A new era could be about to unfold in the Highlands after it was announced today that Inverness is to benefit from more than £6.5 million as one of the winners of Sustrans’ Community Links PLUS competition.
In a surprise move, Scottish transport minister Humza Yousaf declared all five finalists worthy winners and funded all of the projects, totalling more than £22 million.
The money coming to the Highlands will see a number of high-quality pieces of Dutch-inspired cycle infrastructure and road changes become a reality. This isn’t just a good new story for the small band of cycle campaigners and somewhat larger band of regular cycle commuters in Inverness – this step-change in approach to building cycling into the transport system could fundamentally change the places we live, and the way more and more people travel for work and leisure.
Inverness is a growing city and, with the A9 on its way to being fully dualled from the south, this trend looks likely to continue. Thousands of new houses are already in the pipeline across the city. That means thousands more people will want and need to get into and around the city centre each and every day.

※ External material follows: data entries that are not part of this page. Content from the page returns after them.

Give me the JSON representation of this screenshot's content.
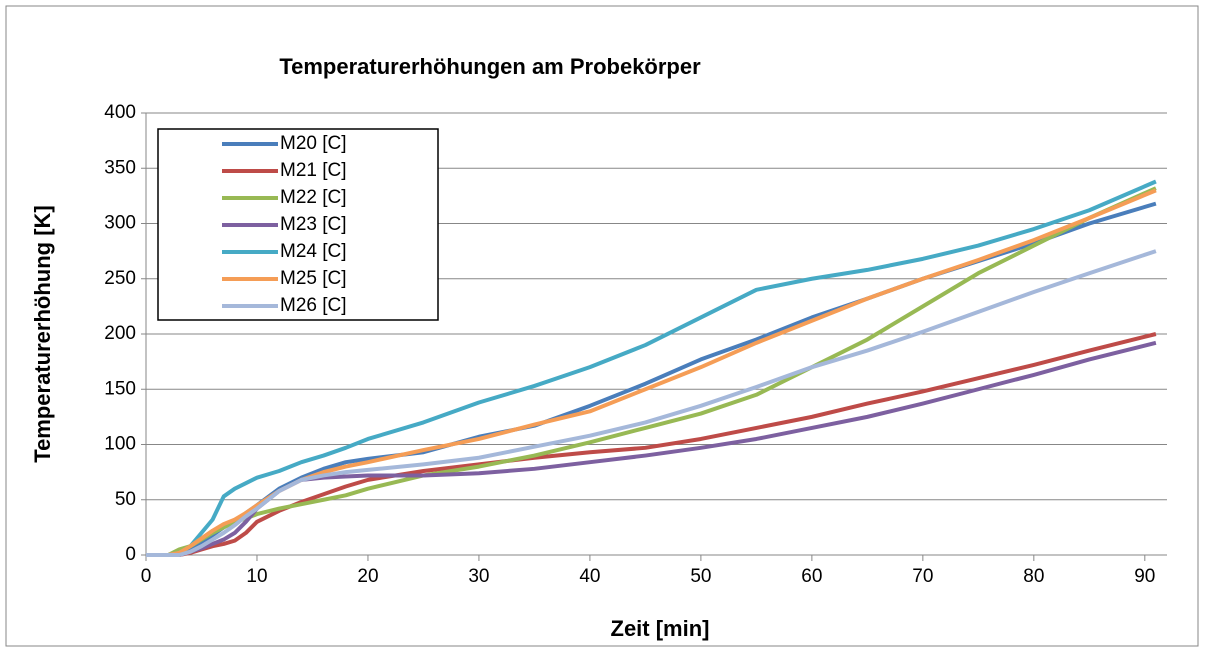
{
  "chart_data": {
    "type": "line",
    "title": "Temperaturerhöhungen am Probekörper",
    "x_label": "Zeit [min]",
    "y_label": "Temperaturerhöhung [K]",
    "x": [
      0,
      2,
      3,
      4,
      5,
      6,
      7,
      8,
      9,
      10,
      12,
      14,
      16,
      18,
      20,
      25,
      30,
      35,
      40,
      45,
      50,
      55,
      60,
      65,
      70,
      75,
      80,
      85,
      91
    ],
    "xlim": [
      0,
      92
    ],
    "xticks": [
      0,
      10,
      20,
      30,
      40,
      50,
      60,
      70,
      80,
      90
    ],
    "ylim": [
      0,
      400
    ],
    "yticks": [
      0,
      50,
      100,
      150,
      200,
      250,
      300,
      350,
      400
    ],
    "grid": true,
    "legend": "upper left",
    "series": [
      {
        "name": "M20 [C]",
        "color": "#4a7ebb",
        "values": [
          0,
          0,
          1,
          4,
          10,
          18,
          25,
          30,
          38,
          45,
          60,
          70,
          78,
          84,
          87,
          93,
          107,
          117,
          135,
          155,
          177,
          195,
          215,
          232,
          250,
          266,
          282,
          300,
          318
        ]
      },
      {
        "name": "M21 [C]",
        "color": "#be4b48",
        "values": [
          0,
          0,
          0,
          2,
          5,
          8,
          10,
          13,
          20,
          30,
          40,
          48,
          55,
          62,
          68,
          76,
          82,
          88,
          93,
          97,
          105,
          115,
          125,
          137,
          148,
          160,
          172,
          185,
          200
        ]
      },
      {
        "name": "M22 [C]",
        "color": "#98b954",
        "values": [
          0,
          0,
          5,
          8,
          14,
          20,
          25,
          30,
          33,
          37,
          42,
          46,
          50,
          54,
          60,
          72,
          80,
          90,
          102,
          115,
          128,
          145,
          170,
          195,
          225,
          255,
          280,
          305,
          332
        ]
      },
      {
        "name": "M23 [C]",
        "color": "#7d60a0",
        "values": [
          0,
          0,
          0,
          3,
          6,
          10,
          14,
          20,
          30,
          42,
          58,
          68,
          70,
          71,
          72,
          72,
          74,
          78,
          84,
          90,
          97,
          105,
          115,
          125,
          137,
          150,
          163,
          177,
          192
        ]
      },
      {
        "name": "M24 [C]",
        "color": "#46aac5",
        "values": [
          0,
          0,
          2,
          8,
          20,
          32,
          53,
          60,
          65,
          70,
          76,
          84,
          90,
          97,
          105,
          120,
          138,
          153,
          170,
          190,
          215,
          240,
          250,
          258,
          268,
          280,
          295,
          312,
          338
        ]
      },
      {
        "name": "M25 [C]",
        "color": "#f59d56",
        "values": [
          0,
          0,
          2,
          8,
          15,
          22,
          28,
          32,
          38,
          45,
          58,
          68,
          75,
          80,
          84,
          95,
          105,
          118,
          130,
          150,
          170,
          192,
          212,
          232,
          250,
          267,
          285,
          305,
          330
        ]
      },
      {
        "name": "M26 [C]",
        "color": "#a5b8da",
        "values": [
          0,
          0,
          0,
          3,
          8,
          14,
          20,
          27,
          35,
          42,
          58,
          68,
          72,
          75,
          77,
          82,
          88,
          98,
          108,
          120,
          135,
          152,
          170,
          185,
          202,
          220,
          238,
          255,
          275
        ]
      }
    ]
  }
}
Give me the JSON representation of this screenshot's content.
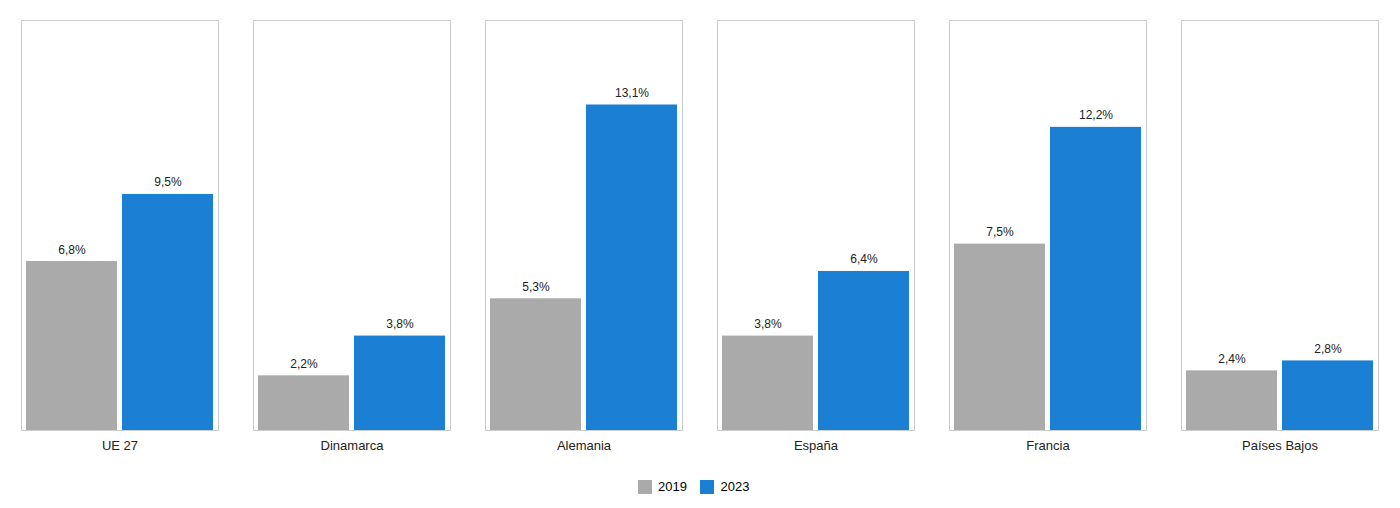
{
  "chart_data": {
    "type": "bar",
    "categories": [
      "UE 27",
      "Dinamarca",
      "Alemania",
      "España",
      "Francia",
      "Países Bajos"
    ],
    "series": [
      {
        "name": "2019",
        "color": "#aaaaaa",
        "values": [
          6.8,
          2.2,
          5.3,
          3.8,
          7.5,
          2.4
        ],
        "value_labels": [
          "6,8%",
          "2,2%",
          "5,3%",
          "3,8%",
          "7,5%",
          "2,4%"
        ]
      },
      {
        "name": "2023",
        "color": "#1b7fd4",
        "values": [
          9.5,
          3.8,
          13.1,
          6.4,
          12.2,
          2.8
        ],
        "value_labels": [
          "9,5%",
          "3,8%",
          "13,1%",
          "6,4%",
          "12,2%",
          "2,8%"
        ]
      }
    ],
    "ylim": [
      0,
      16.5
    ],
    "grid": false,
    "legend": "bottom",
    "data_labels": true,
    "tick_labels": "x"
  }
}
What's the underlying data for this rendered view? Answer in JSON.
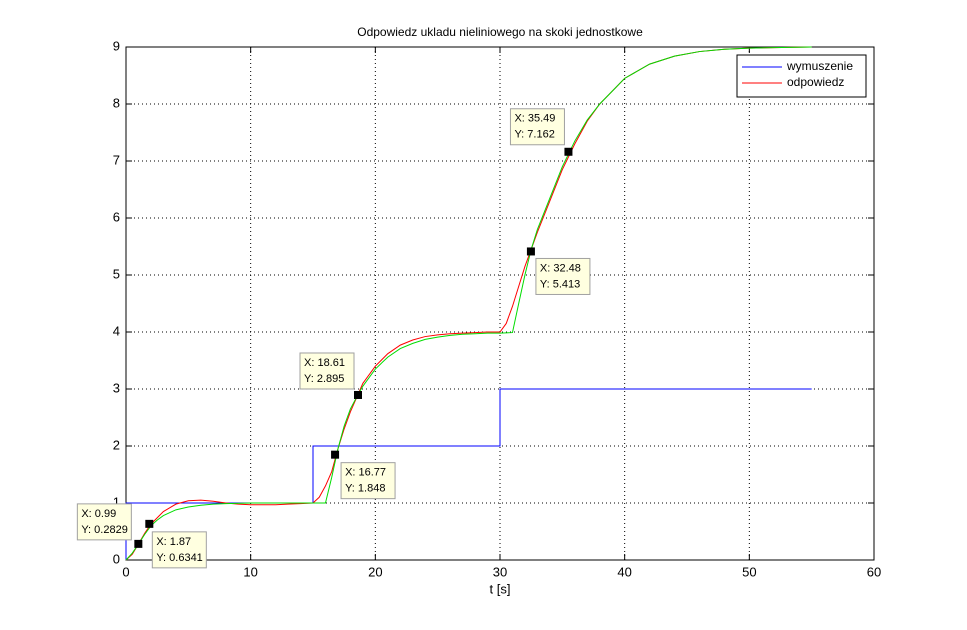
{
  "chart_data": {
    "type": "line",
    "title": "Odpowiedz ukladu nieliniowego na skoki jednostkowe",
    "x_label": "t [s]",
    "xlim": [
      0,
      60
    ],
    "xticks": [
      0,
      10,
      20,
      30,
      40,
      50,
      60
    ],
    "ylim": [
      0,
      9
    ],
    "yticks": [
      0,
      1,
      2,
      3,
      4,
      5,
      6,
      7,
      8,
      9
    ],
    "grid": true,
    "legend": "upper right",
    "series": [
      {
        "name": "wymuszenie",
        "color": "#0000ff",
        "x": [
          0,
          0,
          15,
          15,
          30,
          30,
          55
        ],
        "values": [
          0,
          1,
          1,
          2,
          2,
          3,
          3
        ]
      },
      {
        "name": "odpowiedz",
        "color": "#ff0000",
        "x": [
          0,
          0.5,
          1,
          1.5,
          2,
          3,
          4,
          5,
          6,
          7,
          8,
          9,
          10,
          11,
          12,
          13,
          14,
          15,
          15.5,
          16,
          16.5,
          17,
          17.5,
          18,
          18.6,
          19,
          20,
          21,
          22,
          23,
          24,
          25,
          26,
          27,
          28,
          29,
          30,
          30.5,
          31,
          31.5,
          32,
          32.5,
          33,
          34,
          35,
          36,
          37,
          38,
          40,
          42,
          44,
          46,
          48,
          50,
          52,
          55
        ],
        "values": [
          0,
          0.1,
          0.28,
          0.47,
          0.63,
          0.85,
          0.98,
          1.04,
          1.05,
          1.03,
          1.0,
          0.98,
          0.97,
          0.97,
          0.97,
          0.98,
          0.99,
          1.0,
          1.1,
          1.3,
          1.55,
          1.95,
          2.3,
          2.6,
          2.9,
          3.1,
          3.4,
          3.62,
          3.77,
          3.86,
          3.92,
          3.95,
          3.97,
          3.98,
          3.99,
          4.0,
          4.0,
          4.15,
          4.45,
          4.8,
          5.15,
          5.45,
          5.75,
          6.3,
          6.85,
          7.3,
          7.7,
          8.0,
          8.45,
          8.7,
          8.84,
          8.92,
          8.96,
          8.98,
          8.99,
          9.0
        ]
      },
      {
        "color": "#00dd00",
        "x": [
          0,
          0.5,
          1,
          1.5,
          2,
          2.5,
          3,
          4,
          5,
          6,
          7,
          8,
          10,
          12,
          14,
          15,
          16,
          16.5,
          17,
          17.5,
          18,
          18.6,
          19,
          20,
          21,
          22,
          23,
          24,
          25,
          26,
          27,
          28,
          29,
          30,
          31,
          31.5,
          32,
          32.5,
          33,
          34,
          35,
          36,
          37,
          38,
          40,
          42,
          44,
          46,
          48,
          50,
          52,
          55
        ],
        "values": [
          0,
          0.12,
          0.28,
          0.45,
          0.6,
          0.7,
          0.78,
          0.88,
          0.93,
          0.96,
          0.98,
          0.99,
          1.0,
          1.0,
          1.0,
          1.0,
          1.0,
          1.45,
          1.95,
          2.35,
          2.65,
          2.9,
          3.05,
          3.35,
          3.56,
          3.71,
          3.8,
          3.87,
          3.91,
          3.94,
          3.96,
          3.97,
          3.98,
          3.98,
          3.99,
          4.5,
          5.0,
          5.45,
          5.8,
          6.35,
          6.9,
          7.35,
          7.72,
          8.0,
          8.45,
          8.7,
          8.84,
          8.92,
          8.96,
          8.98,
          8.99,
          9.0
        ]
      }
    ],
    "annotations": [
      {
        "x": 0.99,
        "y": 0.2829,
        "x_label": "X: 0.99",
        "y_label": "Y: 0.2829"
      },
      {
        "x": 1.87,
        "y": 0.6341,
        "x_label": "X: 1.87",
        "y_label": "Y: 0.6341"
      },
      {
        "x": 16.77,
        "y": 1.848,
        "x_label": "X: 16.77",
        "y_label": "Y: 1.848"
      },
      {
        "x": 18.61,
        "y": 2.895,
        "x_label": "X: 18.61",
        "y_label": "Y: 2.895"
      },
      {
        "x": 32.48,
        "y": 5.413,
        "x_label": "X: 32.48",
        "y_label": "Y: 5.413"
      },
      {
        "x": 35.49,
        "y": 7.162,
        "x_label": "X: 35.49",
        "y_label": "Y: 7.162"
      }
    ]
  }
}
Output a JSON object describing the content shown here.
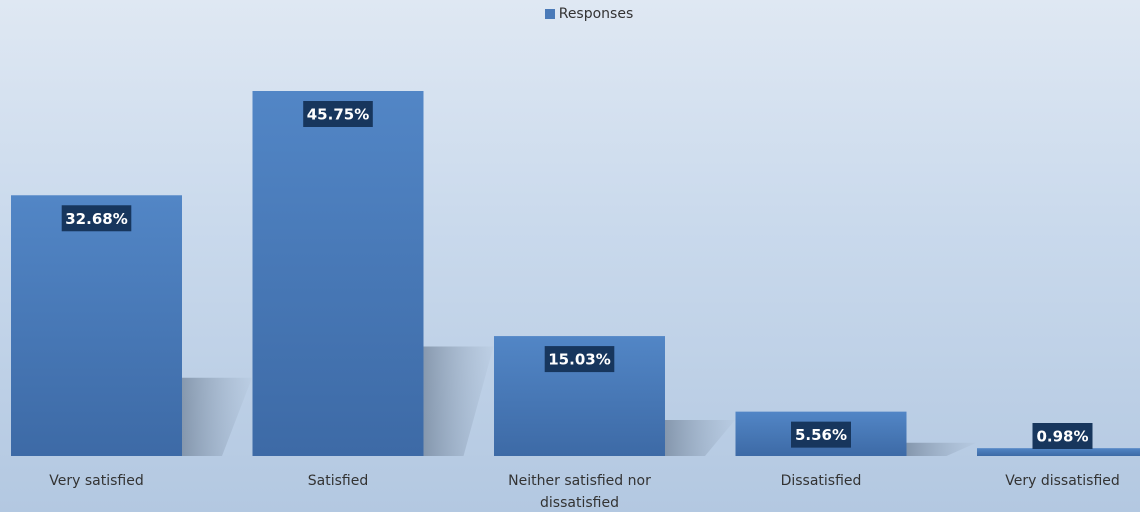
{
  "chart_data": {
    "type": "bar",
    "title": "",
    "xlabel": "",
    "ylabel": "",
    "ylim": [
      0,
      50
    ],
    "grid": false,
    "legend_position": "top-center",
    "categories": [
      "Very satisfied",
      "Satisfied",
      "Neither satisfied nor dissatisfied",
      "Dissatisfied",
      "Very dissatisfied"
    ],
    "category_lines": [
      [
        "Very satisfied"
      ],
      [
        "Satisfied"
      ],
      [
        "Neither satisfied nor",
        "dissatisfied"
      ],
      [
        "Dissatisfied"
      ],
      [
        "Very dissatisfied"
      ]
    ],
    "series": [
      {
        "name": "Responses",
        "values": [
          32.68,
          45.75,
          15.03,
          5.56,
          0.98
        ],
        "labels": [
          "32.68%",
          "45.75%",
          "15.03%",
          "5.56%",
          "0.98%"
        ]
      }
    ],
    "colors": {
      "bar_top": "#5286c6",
      "bar_bottom": "#3d6aa6",
      "label_bg": "#17365d",
      "label_text": "#ffffff",
      "shadow": "#7f8fa3"
    }
  }
}
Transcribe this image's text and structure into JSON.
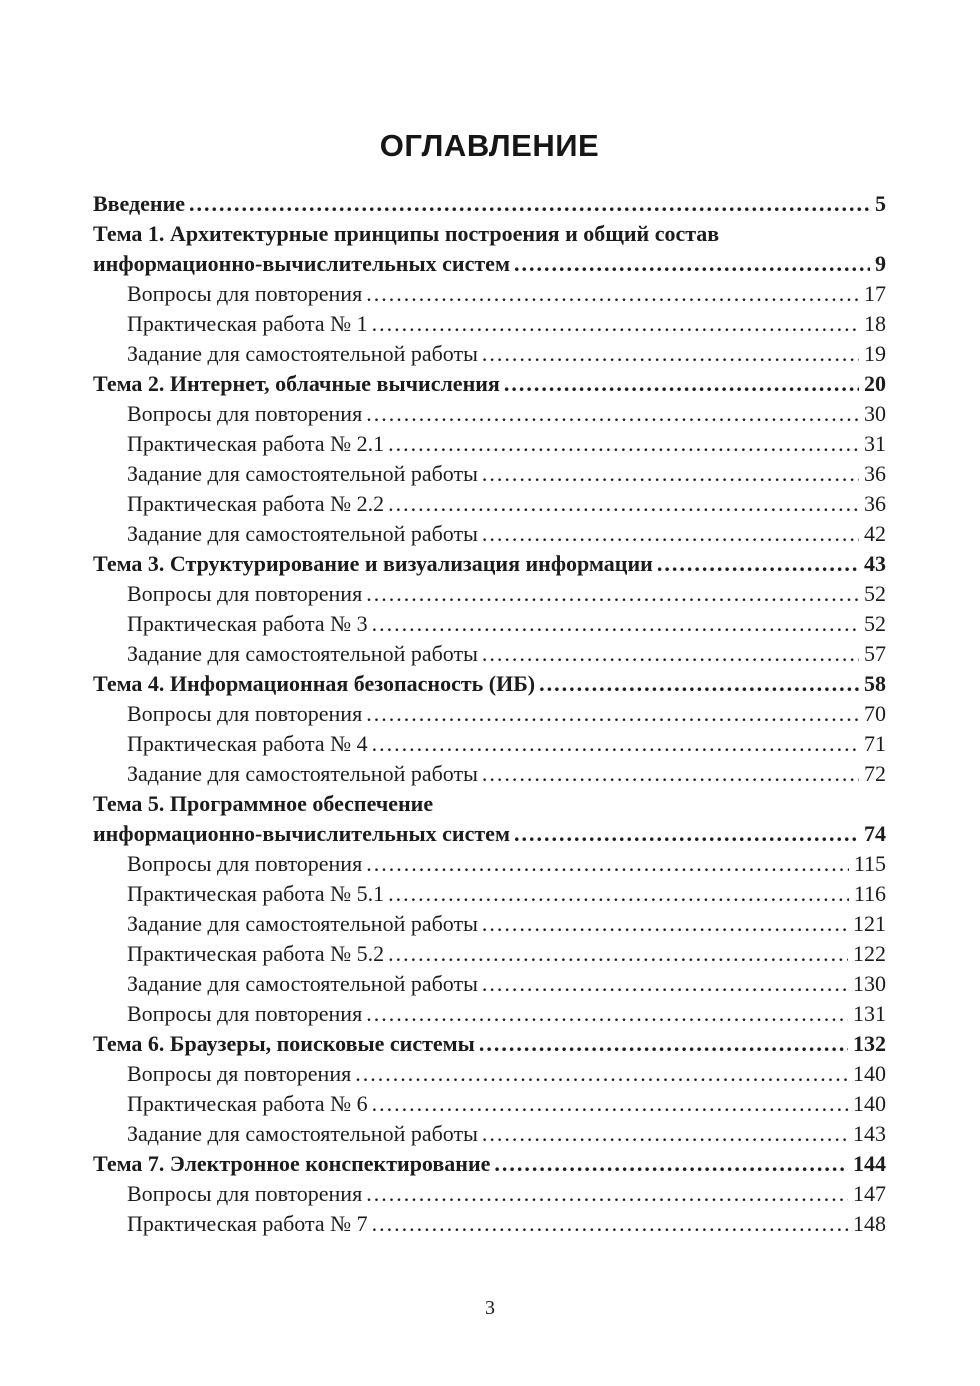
{
  "document": {
    "title": "ОГЛАВЛЕНИЕ",
    "footer_page_number": "3"
  },
  "toc": {
    "entries": [
      {
        "level": 0,
        "bold": true,
        "lines": [
          "Введение"
        ],
        "page": "5"
      },
      {
        "level": 0,
        "bold": true,
        "lines": [
          "Тема 1. Архитектурные принципы построения и общий состав",
          "информационно-вычислительных систем"
        ],
        "page": "9"
      },
      {
        "level": 1,
        "bold": false,
        "lines": [
          "Вопросы для повторения"
        ],
        "page": "17"
      },
      {
        "level": 1,
        "bold": false,
        "lines": [
          "Практическая работа № 1"
        ],
        "page": "18"
      },
      {
        "level": 1,
        "bold": false,
        "lines": [
          "Задание для самостоятельной работы"
        ],
        "page": "19"
      },
      {
        "level": 0,
        "bold": true,
        "lines": [
          "Тема 2. Интернет, облачные вычисления"
        ],
        "page": "20"
      },
      {
        "level": 1,
        "bold": false,
        "lines": [
          "Вопросы для повторения"
        ],
        "page": "30"
      },
      {
        "level": 1,
        "bold": false,
        "lines": [
          "Практическая работа № 2.1"
        ],
        "page": "31"
      },
      {
        "level": 1,
        "bold": false,
        "lines": [
          "Задание для самостоятельной работы"
        ],
        "page": "36"
      },
      {
        "level": 1,
        "bold": false,
        "lines": [
          "Практическая работа № 2.2"
        ],
        "page": "36"
      },
      {
        "level": 1,
        "bold": false,
        "lines": [
          "Задание для самостоятельной работы"
        ],
        "page": "42"
      },
      {
        "level": 0,
        "bold": true,
        "lines": [
          "Тема 3. Структурирование и визуализация информации"
        ],
        "page": "43"
      },
      {
        "level": 1,
        "bold": false,
        "lines": [
          "Вопросы для повторения"
        ],
        "page": "52"
      },
      {
        "level": 1,
        "bold": false,
        "lines": [
          "Практическая работа № 3"
        ],
        "page": "52"
      },
      {
        "level": 1,
        "bold": false,
        "lines": [
          "Задание для самостоятельной работы"
        ],
        "page": "57"
      },
      {
        "level": 0,
        "bold": true,
        "lines": [
          "Тема 4. Информационная безопасность (ИБ)"
        ],
        "page": "58"
      },
      {
        "level": 1,
        "bold": false,
        "lines": [
          "Вопросы для повторения"
        ],
        "page": "70"
      },
      {
        "level": 1,
        "bold": false,
        "lines": [
          "Практическая работа № 4"
        ],
        "page": "71"
      },
      {
        "level": 1,
        "bold": false,
        "lines": [
          "Задание для самостоятельной работы"
        ],
        "page": "72"
      },
      {
        "level": 0,
        "bold": true,
        "lines": [
          "Тема 5. Программное обеспечение",
          "информационно-вычислительных систем"
        ],
        "page": "74"
      },
      {
        "level": 1,
        "bold": false,
        "lines": [
          "Вопросы для повторения"
        ],
        "page": "115"
      },
      {
        "level": 1,
        "bold": false,
        "lines": [
          "Практическая работа № 5.1"
        ],
        "page": "116"
      },
      {
        "level": 1,
        "bold": false,
        "lines": [
          "Задание для самостоятельной работы"
        ],
        "page": "121"
      },
      {
        "level": 1,
        "bold": false,
        "lines": [
          "Практическая работа № 5.2"
        ],
        "page": "122"
      },
      {
        "level": 1,
        "bold": false,
        "lines": [
          "Задание для самостоятельной работы"
        ],
        "page": "130"
      },
      {
        "level": 1,
        "bold": false,
        "lines": [
          "Вопросы для повторения"
        ],
        "page": "131"
      },
      {
        "level": 0,
        "bold": true,
        "lines": [
          "Тема 6. Браузеры, поисковые системы"
        ],
        "page": "132"
      },
      {
        "level": 1,
        "bold": false,
        "lines": [
          "Вопросы дя повторения"
        ],
        "page": "140"
      },
      {
        "level": 1,
        "bold": false,
        "lines": [
          "Практическая работа № 6"
        ],
        "page": "140"
      },
      {
        "level": 1,
        "bold": false,
        "lines": [
          "Задание для самостоятельной работы"
        ],
        "page": "143"
      },
      {
        "level": 0,
        "bold": true,
        "lines": [
          "Тема 7. Электронное конспектирование"
        ],
        "page": "144"
      },
      {
        "level": 1,
        "bold": false,
        "lines": [
          "Вопросы для повторения"
        ],
        "page": "147"
      },
      {
        "level": 1,
        "bold": false,
        "lines": [
          "Практическая работа № 7"
        ],
        "page": "148"
      }
    ]
  }
}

Even if we were to control emissions by converting every single car to electric overnight, this influx would still lead to a monumental congestion issue in our already crowded city centre streets.
The solution is not to offer free parking and encourage more people to travel into the city by car – it is to change the way we transport people around the city. It is not a complex solution but it is one that requires political will. Cycling gets to the crux of the issue. In tandem with improved public transport, it saves space – more people can be transported in bike lanes than in multi-lane carriageways. As a bonus, emissions are zero and the health of the population improves.
The Scottish transport minister Humza Yousaf boldly doubled the spending on active travel recently. Even then, that will still be less than 4 per cent of the transport budget despite a Scottish Government target to have 10 per cent of journeys by bike by 2020.
Still, today’s announcement is a huge step in the right direction and the decision to award Inverness £6.5 million for new cycleways, safer junctions and Dutch-style streets gives a real high-quality platform to build on.
This should mean no more ‘white lines’ cycle lanes and token gesture infrastructure. The future is beginning and I’m delighted to say Inverness – along with sister projects in Edinburgh, Stirling and Glasgow – is going to be at the heart of it.
I congratulate the Highland Council and HiTrans team for selling their vision of the Inverness City Active Travel Network so well and bringing hugely valuable and welcome funding to the Highland capital.
About the Highland Council project: Inverness City Active Travel Network
The ambitious proposal plans to strengthen the Inverness City Active Travel Network that connects all of the city’s communities with the centre, as well as developing seamless and segregated cycle-friendly routes along Millburn Road, Academy Street and the Raigmore Interchange.
The plans propose a major overhaul of Millburn Road with the removal of one lane of general traffic in place of a fully segregated cycle path. A westbound bus lane and footpath will also be introduced, transforming the area into a less congested and pedestrian friendly area. A signalised junction will also become a feature of Millburn Road with separate signals for pedestrians and cyclists.
Academy Street will also undergo a similar transformation with the implementation of a one-way cycle track with buffer zones off the main carriageway behind the parking and loading areas.
The city-wide active travel network also plans to create a ramp from the Raigmore Interchange to the Golden Bridge that would see construction of a cycle and pedestrian friendly route to the Inverness Campus.